There's a director-level IT manager where I work which has made my personal job a hassle for years.

There's a follow-on business process to our main process, which was a terrible mess. I wrote a program in a year and a half which vastly simplified the process. The director is mad, because his team of 10 contractors has been unable to write a successful version for 4 years now. (Hundreds of people use my software every day. There are still no production programs using his.) I even told his team's manager how to fix what's broken about their program, and they wouldn't listen. (And then the director fired that manager.)

He wants to own the process because it's important. He needs it to line his nest. So he finally got moves made to put a sympathetic middle manager in place to force me (and my direct boss) to hand over the program to his team to maintain. As they say, if you can't code it, take it over and act like you wrote it. (And charge internal groups $1000/user/year for the privilege of using it.)

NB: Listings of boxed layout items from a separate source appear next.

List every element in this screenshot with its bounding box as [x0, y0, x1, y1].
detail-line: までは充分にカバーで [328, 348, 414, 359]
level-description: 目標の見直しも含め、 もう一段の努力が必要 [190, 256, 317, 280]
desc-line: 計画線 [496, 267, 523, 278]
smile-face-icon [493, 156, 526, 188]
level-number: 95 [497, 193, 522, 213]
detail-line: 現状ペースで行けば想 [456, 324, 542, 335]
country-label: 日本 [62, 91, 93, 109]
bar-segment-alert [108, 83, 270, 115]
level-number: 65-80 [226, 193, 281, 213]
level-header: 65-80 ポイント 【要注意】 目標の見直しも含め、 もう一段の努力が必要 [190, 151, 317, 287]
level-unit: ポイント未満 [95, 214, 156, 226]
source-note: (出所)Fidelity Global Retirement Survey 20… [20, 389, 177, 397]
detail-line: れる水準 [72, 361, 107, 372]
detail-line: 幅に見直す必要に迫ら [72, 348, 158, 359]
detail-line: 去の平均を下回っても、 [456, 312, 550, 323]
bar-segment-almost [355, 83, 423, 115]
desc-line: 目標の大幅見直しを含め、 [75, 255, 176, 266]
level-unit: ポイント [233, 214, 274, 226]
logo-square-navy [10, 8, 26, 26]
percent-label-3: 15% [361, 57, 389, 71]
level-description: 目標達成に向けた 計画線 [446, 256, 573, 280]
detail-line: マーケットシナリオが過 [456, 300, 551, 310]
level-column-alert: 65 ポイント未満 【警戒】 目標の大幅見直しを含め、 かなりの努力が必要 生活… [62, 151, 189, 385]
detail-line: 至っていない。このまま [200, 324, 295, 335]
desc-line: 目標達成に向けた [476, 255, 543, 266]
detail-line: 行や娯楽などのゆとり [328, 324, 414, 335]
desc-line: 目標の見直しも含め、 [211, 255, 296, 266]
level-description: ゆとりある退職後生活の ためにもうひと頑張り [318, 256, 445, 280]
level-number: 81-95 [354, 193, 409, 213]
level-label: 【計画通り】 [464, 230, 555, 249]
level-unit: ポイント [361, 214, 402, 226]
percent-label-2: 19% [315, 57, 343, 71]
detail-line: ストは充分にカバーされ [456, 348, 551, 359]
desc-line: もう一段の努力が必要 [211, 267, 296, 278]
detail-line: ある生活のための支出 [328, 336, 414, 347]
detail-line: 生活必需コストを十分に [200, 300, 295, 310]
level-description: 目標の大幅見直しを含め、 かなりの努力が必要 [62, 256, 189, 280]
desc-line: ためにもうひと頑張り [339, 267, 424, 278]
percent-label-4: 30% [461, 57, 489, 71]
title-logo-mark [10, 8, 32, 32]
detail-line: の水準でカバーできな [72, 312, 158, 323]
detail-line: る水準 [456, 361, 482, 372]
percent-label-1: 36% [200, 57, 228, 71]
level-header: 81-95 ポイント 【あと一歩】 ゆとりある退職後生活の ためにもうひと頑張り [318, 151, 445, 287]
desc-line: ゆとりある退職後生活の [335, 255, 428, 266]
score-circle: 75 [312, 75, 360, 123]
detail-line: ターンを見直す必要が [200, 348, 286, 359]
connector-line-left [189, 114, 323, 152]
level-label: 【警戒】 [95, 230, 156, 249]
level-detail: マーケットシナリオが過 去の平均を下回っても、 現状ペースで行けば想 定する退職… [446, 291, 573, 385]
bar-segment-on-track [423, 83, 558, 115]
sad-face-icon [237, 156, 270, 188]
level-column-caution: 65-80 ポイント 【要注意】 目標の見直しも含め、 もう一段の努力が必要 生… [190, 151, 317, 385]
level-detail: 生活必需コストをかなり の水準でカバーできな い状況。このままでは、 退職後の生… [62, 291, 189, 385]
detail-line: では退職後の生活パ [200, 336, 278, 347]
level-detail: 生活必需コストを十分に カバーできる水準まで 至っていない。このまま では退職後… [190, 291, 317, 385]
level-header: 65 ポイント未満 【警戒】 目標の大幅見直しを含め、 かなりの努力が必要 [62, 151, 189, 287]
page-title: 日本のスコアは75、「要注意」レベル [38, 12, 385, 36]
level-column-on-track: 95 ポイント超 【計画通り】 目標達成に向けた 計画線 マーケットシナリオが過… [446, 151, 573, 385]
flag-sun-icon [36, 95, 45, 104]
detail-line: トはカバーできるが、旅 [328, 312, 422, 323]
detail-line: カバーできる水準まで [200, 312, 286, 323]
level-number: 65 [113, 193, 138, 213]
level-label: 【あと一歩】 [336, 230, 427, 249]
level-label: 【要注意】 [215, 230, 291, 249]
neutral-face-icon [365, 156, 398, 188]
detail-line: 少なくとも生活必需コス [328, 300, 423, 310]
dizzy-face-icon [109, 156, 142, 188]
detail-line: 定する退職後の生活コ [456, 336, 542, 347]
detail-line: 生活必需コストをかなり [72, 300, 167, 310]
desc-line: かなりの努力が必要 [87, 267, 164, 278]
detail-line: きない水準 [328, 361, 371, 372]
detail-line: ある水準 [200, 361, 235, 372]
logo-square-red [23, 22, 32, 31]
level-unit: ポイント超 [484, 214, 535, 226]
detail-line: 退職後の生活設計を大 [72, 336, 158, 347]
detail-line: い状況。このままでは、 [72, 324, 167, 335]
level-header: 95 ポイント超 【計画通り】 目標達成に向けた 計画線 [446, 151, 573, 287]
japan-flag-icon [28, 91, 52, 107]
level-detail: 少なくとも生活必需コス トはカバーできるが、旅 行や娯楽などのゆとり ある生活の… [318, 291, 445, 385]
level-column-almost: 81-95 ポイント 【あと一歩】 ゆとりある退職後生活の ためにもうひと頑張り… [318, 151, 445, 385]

Now my job involves improving another follow-on process that's also horribly broken, even worse than the first. And I just found out at lunch today that the director MADE HIS BONES, fifteen years ago, by IMPLEMENTING the horrible process that makes all these other follow-on processes both necessary and nightmarish.

<Queue the Obama WTF GIF>

So my new quote is: "Never attribute to incompetence what can be explained as ruthlessness driven by an inferiority complex."

I'm tired now, so I won't go into how I saw this behavior distort correct outcomes and delay business improvement for personal gain, a long time ago, at another Fortune 250.




oh my god! I was having a dejavu reading your post. This could have been written by me. I guess this shit is more common than I imagined.

It did teach me a lot of lessons though. Never work for the company, always work for yourself. Accumulate power to make decisions, thinking that writing some kickass code is going get you somewhere is misguided.


You sound competent and resourceful. Why not move to another company, with a raise / promotion and a better working environment, or strike out on your own?